As a Ruby on Rails shop, they use Vector.dev (a tool open-sourced by Datadog) to batch and transform data before it reaches ClickHouse. According to Chris, Vector allows Huntress to handle large-scale inserts — up to 200,000 records per second — which ClickHouse manages “without batting an eye.” This architecture reflects Chris’s philosophy of keeping infrastructure lean to minimize points of failure and reduce costs and maintenance requirements.
Huntress’s data pipeline: Rails and Vector process data before integration into ClickHouse for optimal performance.
Data sources are funneled through Vector, which batches and routes the data directly into ClickHouse. The team uses HTTP as the insert method, taking advantage of Vector’s templating language to dynamically map data fields to ClickHouse tables.
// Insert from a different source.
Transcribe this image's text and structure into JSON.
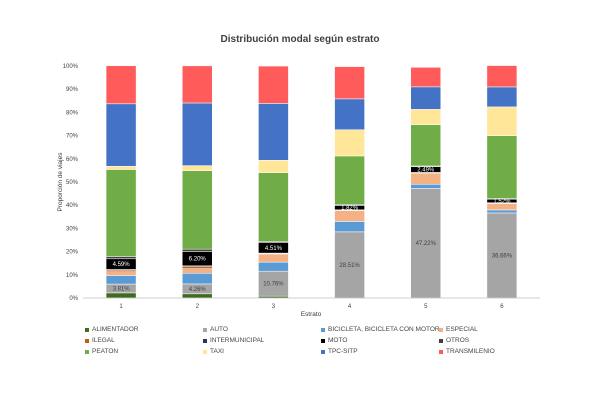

This setup has allowed Huntress to scale their data ingestion seamlessly, without adding complexity or overhead.
Lessons learned along the way
For the Huntress team, implementing and scaling ClickHouse wasn’t without its challenges. During his presentation in New York, Chris shared a few key lessons learned:
Partitioning
Initially, Huntress tried to partition data by tenants and days, following a common pattern in other databases like Postgres. However, they quickly ran into limitations, as ClickHouse restricts the number of partitions per insert. As Chris explains, they learned that partitions in ClickHouse are best used for lifecycle management, such as time-to-live (TTL) configurations, rather than for primary data sharding.
Table ordering
Defining a proper sorting key was important for optimizing performance. Huntress found that ordering tables by tenant ID and other common fields dramatically improved query speeds. As Chris explains, “The ordering of your data, your primary key, and your sorting key is super important. This is maybe the biggest thing that drives performance in ClickHouse.”
ClickHouse’s ability to skip over irrelevant data based on sorting keys is a powerful feature, but it requires precision from the outset. Chris notes that fixing the table order after the fact can be complex and time-consuming — something the Huntress team experienced firsthand.
Data skipping indexes
While ClickHouse’s data skipping indexes can improve query performance by ignoring non-relevant granules, they “aren’t magic,” Chris says. The team found that these indexes function differently from secondary indexes in Postgres; in order to be effective, the data must be ordered correctly, and the indexes should be applied strategically. When not set up properly, the Huntress team saw little to no performance improvement. “The real performance issue was having to visit multiple parts to find the data we needed,” Chris says.
Building a scalable, efficient future
By switching to ClickHouse Cloud, Huntress has transformed its approach to data management, cutting costs by more than 90% while improving performance. The new setup easily processes up to 200,000 records per second, allowing Huntress to scale as its customer base grows. ClickHouse’s features, like materialized views and advanced query capabilities, have given the team the foundation and framework needed to create a streamlined, low-maintenance system that meets their needs now and in the future.
Not only has the move to ClickHouse strengthened Huntress’s ability to deliver fast, accurate threat detection, it has reinforced their mission of making enterprise-level security accessible to everyone. With a scalable and efficient data infrastructure in place, Huntress is poised to keep expanding its services, ensuring that comprehensive, affordable protection remains within reach for small and mid-sized businesses around the world.